- Born: 1970 or 1971 (age 54–55) Guangxi
- Known for: Civil rights advocacy

= Su Changlan =

Chinese political activist

Su Changlan (苏昌兰 (Sū Chānglán); born c. 1971) is a Chinese civil rights activist, who has worked in particular on women's rights, from Foshan, Guangdong, China.

== Background ==
Su was born in Guangxi, and worked as an elementary school teacher for over a decade. She became involved in human rights activism after local authorities seized farmland in her home village, Sanshan in Foshan, in 2005. She taught herself law, and later began to help other women seek land rights protection. Over the next few years, Su campaigned for improving the government's response to other women's rights issues, including domestic violence, sex trafficking and sexual assault, and provided legal advice to victims in those cases.

Between 2014 and 2017 she served a three-year prison sentence in Nanhai Detention Centre for "inciting subversion of state power" after posting messages on social media supporting the pro-democracy Umbrella Movement in Hong Kong.

== Imprisonment ==
Su was questioned by police on 12 September and 5 October 2014. On 27 October 2014 she was detained and taken to Nanhai Guicheng local police station by four police officers on suspicion of "picking quarrels and provoking trouble". Information about her whereabouts was withheld from her family.

On 3 December 2014, Su was formally charged with "inciting subversion" and was tried alongside fellow activist Chen Qitang in the Foshan City Intermediate People's Court on 31 March 2017. Su's guilty verdict and three-year sentence, which was dated from the first day of her detention, were announced that same day.

On 8 June 2017, the Court denied her request for an appeal hearing.

Su was held with between 50 and 70 other inmates in an 80 square-metre cell, with a sleeping space of little more than 50 cm wide, and inadequate hygiene facilities.
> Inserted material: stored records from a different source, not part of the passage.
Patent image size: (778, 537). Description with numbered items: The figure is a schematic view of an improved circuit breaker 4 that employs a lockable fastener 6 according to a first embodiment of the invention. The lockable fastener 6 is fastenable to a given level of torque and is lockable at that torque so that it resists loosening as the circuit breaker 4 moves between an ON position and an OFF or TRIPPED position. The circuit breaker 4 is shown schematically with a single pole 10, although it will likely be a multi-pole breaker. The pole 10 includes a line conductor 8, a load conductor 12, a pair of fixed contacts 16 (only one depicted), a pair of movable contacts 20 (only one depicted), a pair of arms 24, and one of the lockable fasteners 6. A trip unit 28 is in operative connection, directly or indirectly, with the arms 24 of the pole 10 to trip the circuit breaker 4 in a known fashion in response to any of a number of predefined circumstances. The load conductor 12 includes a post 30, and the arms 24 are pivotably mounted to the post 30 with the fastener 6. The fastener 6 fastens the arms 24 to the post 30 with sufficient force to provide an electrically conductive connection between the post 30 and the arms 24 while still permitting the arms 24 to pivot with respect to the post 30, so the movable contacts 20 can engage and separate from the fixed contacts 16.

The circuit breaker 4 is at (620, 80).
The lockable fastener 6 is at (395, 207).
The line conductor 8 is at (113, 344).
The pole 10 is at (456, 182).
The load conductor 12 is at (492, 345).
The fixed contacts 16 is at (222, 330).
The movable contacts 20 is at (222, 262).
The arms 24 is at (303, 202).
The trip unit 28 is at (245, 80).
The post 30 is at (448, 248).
She suffered from hyperthyroidism, heart arrhythmia, and tremors, and was hospitalized several times during her detention. Authorities denied multiple requests by Su's lawyer for bail on medical grounds.

In March 2017, Chinese Human Rights Defenders awarded Su the 2017 Cao Shunli Memorial Award for Human Rights Defenders.

On 26 October 2017, Su was released from Nanhai Detention Centre.

== International response ==
Amnesty International considered her a Prisoner of Conscience, held solely for peacefully exercising her human right to freedom of expression. They issued an Urgent Action and campaigned on her behalf. The United Nations judged Su's detention as "arbitrary", and called on the Chinese government to release and compensate her.